The berms behind the target areas were beefed up to 20 feet from 10 feet.

Creation of an irrigated greenbelt behind the target area and on the side of the ranges at the recommendation of Roaring Fork Fire Rescue Chief Scott Thompson. An irrigated hay field in the state wildlife area was unscathed even though hundreds of acres around it burned in July. Seeding for the greenbelt will occur in July.

Fire extinguishers have been installed at the range facilities. Water storage will be added to enhance firefighting.

The committee recommended looking into alternative sites but acknowledged they are few, far between and, if they can be found, cost prohibitive.

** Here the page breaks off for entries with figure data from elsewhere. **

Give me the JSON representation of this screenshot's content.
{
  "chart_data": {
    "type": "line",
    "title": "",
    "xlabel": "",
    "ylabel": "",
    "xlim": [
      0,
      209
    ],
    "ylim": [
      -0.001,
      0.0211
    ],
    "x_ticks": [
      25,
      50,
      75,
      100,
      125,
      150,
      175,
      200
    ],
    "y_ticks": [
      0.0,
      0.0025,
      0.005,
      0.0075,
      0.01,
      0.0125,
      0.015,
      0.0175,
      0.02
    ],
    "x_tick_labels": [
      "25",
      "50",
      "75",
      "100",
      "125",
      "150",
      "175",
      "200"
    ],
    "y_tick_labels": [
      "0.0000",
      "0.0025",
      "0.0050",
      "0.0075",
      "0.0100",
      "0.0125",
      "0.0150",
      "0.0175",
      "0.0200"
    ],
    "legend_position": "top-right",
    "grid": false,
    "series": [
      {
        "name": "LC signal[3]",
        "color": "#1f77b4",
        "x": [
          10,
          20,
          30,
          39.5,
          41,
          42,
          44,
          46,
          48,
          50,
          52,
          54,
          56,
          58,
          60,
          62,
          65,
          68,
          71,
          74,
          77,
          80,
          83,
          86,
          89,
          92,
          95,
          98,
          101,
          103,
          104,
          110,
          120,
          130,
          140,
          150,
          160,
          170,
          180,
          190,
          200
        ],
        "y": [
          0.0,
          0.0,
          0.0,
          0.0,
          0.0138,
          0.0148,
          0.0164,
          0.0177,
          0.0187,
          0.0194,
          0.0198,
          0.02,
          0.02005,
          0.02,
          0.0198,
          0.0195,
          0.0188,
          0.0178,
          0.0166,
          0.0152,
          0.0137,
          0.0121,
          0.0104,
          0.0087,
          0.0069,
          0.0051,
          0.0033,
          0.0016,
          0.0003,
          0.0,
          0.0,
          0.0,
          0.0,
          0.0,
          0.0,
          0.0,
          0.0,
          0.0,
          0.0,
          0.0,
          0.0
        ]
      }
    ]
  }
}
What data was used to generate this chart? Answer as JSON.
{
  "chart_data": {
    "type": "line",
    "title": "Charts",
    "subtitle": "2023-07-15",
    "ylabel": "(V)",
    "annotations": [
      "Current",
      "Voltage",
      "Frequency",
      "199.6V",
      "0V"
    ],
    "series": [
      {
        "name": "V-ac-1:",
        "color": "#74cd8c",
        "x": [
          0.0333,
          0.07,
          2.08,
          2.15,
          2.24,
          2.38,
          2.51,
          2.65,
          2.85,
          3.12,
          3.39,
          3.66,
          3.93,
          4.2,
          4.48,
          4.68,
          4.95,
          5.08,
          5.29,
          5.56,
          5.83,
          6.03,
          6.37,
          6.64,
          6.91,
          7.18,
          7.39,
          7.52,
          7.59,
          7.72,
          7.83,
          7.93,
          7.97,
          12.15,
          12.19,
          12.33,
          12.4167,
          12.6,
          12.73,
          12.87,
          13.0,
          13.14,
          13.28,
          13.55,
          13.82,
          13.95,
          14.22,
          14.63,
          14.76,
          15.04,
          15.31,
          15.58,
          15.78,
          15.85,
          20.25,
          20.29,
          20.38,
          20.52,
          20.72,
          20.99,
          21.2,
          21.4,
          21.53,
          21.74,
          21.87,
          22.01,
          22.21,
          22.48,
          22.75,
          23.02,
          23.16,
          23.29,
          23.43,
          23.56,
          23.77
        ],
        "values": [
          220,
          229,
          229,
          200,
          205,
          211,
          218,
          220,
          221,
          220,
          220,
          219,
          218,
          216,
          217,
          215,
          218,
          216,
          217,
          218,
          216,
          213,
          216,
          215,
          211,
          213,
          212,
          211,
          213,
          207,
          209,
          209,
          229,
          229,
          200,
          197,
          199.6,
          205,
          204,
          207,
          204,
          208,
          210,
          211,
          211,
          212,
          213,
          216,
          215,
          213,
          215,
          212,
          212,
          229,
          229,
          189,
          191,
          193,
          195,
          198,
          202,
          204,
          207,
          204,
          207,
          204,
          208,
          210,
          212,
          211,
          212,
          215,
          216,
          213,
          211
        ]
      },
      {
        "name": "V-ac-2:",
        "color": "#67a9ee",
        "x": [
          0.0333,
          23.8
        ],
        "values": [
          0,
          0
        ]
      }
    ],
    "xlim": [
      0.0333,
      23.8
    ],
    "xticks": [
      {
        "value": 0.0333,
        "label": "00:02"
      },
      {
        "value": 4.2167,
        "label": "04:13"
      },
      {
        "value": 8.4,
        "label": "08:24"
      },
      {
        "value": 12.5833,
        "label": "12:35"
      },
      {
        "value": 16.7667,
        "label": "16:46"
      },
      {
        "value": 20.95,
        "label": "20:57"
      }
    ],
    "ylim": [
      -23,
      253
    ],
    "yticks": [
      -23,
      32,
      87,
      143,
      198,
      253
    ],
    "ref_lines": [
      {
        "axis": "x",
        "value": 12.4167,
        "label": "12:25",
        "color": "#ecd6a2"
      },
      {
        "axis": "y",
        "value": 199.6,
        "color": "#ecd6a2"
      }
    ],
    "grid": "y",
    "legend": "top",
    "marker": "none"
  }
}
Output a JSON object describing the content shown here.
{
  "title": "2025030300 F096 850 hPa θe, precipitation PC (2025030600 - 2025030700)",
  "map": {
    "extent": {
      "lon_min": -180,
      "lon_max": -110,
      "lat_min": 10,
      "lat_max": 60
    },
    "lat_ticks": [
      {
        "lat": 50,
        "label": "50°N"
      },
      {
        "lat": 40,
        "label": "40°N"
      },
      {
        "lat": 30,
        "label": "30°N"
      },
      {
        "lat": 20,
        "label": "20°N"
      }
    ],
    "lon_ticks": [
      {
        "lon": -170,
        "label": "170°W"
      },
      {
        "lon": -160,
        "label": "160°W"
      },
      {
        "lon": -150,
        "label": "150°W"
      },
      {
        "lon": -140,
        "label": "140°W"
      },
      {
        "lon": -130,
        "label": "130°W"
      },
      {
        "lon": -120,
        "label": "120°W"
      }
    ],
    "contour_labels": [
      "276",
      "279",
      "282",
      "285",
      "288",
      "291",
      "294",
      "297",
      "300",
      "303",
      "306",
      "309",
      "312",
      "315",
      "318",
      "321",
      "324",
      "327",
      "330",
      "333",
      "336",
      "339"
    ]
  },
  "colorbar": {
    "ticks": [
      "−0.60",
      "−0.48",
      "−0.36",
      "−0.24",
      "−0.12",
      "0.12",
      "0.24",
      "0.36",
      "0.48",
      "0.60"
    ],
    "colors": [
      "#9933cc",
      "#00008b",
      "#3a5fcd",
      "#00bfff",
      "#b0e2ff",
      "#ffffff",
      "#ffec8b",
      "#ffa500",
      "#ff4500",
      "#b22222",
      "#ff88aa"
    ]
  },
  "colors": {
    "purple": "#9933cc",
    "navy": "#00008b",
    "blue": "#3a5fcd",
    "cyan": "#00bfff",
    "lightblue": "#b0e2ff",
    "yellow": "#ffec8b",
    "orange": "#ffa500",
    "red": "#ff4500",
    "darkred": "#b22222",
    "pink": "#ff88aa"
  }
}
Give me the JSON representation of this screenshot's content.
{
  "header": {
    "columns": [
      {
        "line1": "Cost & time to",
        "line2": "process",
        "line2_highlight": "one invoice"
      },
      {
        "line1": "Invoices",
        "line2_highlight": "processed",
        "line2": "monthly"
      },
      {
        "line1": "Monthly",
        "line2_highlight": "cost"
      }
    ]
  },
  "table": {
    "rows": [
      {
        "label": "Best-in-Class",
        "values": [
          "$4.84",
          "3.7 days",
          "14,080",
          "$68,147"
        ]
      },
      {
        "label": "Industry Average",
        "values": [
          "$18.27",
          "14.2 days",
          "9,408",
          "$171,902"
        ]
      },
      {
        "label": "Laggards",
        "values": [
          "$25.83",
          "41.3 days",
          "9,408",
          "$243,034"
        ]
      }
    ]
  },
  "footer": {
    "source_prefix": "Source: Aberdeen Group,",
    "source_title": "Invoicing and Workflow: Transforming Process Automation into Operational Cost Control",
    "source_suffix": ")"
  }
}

Given that situation, the task force advised CPW to explore building an enclosed facility on the current site. That also was portrayed as a long shot due to cost of construction, maintenance and operation.

The committee said further steps to reduce noise should be explored, though it appears the most obvious steps were taken in 2004.

The committee advised returning to longer hours at the facility. After the fire, CPW restricted public access on Tuesdays and Thursdays. However, special-use groups are able to use the range seven days per week.

The committee determined that restricting hours risks forcing target shooters out into the Roaring Fork Valley’s national forests and Bureau of Land Management areas. That creates additional risks and dangers.

The committee’s recommendation was to set three seasons for the range. In summer season, the facility would be open to the public seven days per week, 7 a.m. to 7 p.m. In winter, it would be limited to five days per week, 9 a.m. to 5 p.m. In shoulder season, including prior to fall hunting, it would be open six days per week, 7 a.m. to 7 p.m.

Yamashita said changing hours would require CPW review. The recommendation could be approved at an administrative level or forwarded to the Colorado Parks and Wildlife Commission, its governing board. If a board decision is deemed necessary, the change in hours might not be implemented until spring 2020, he said.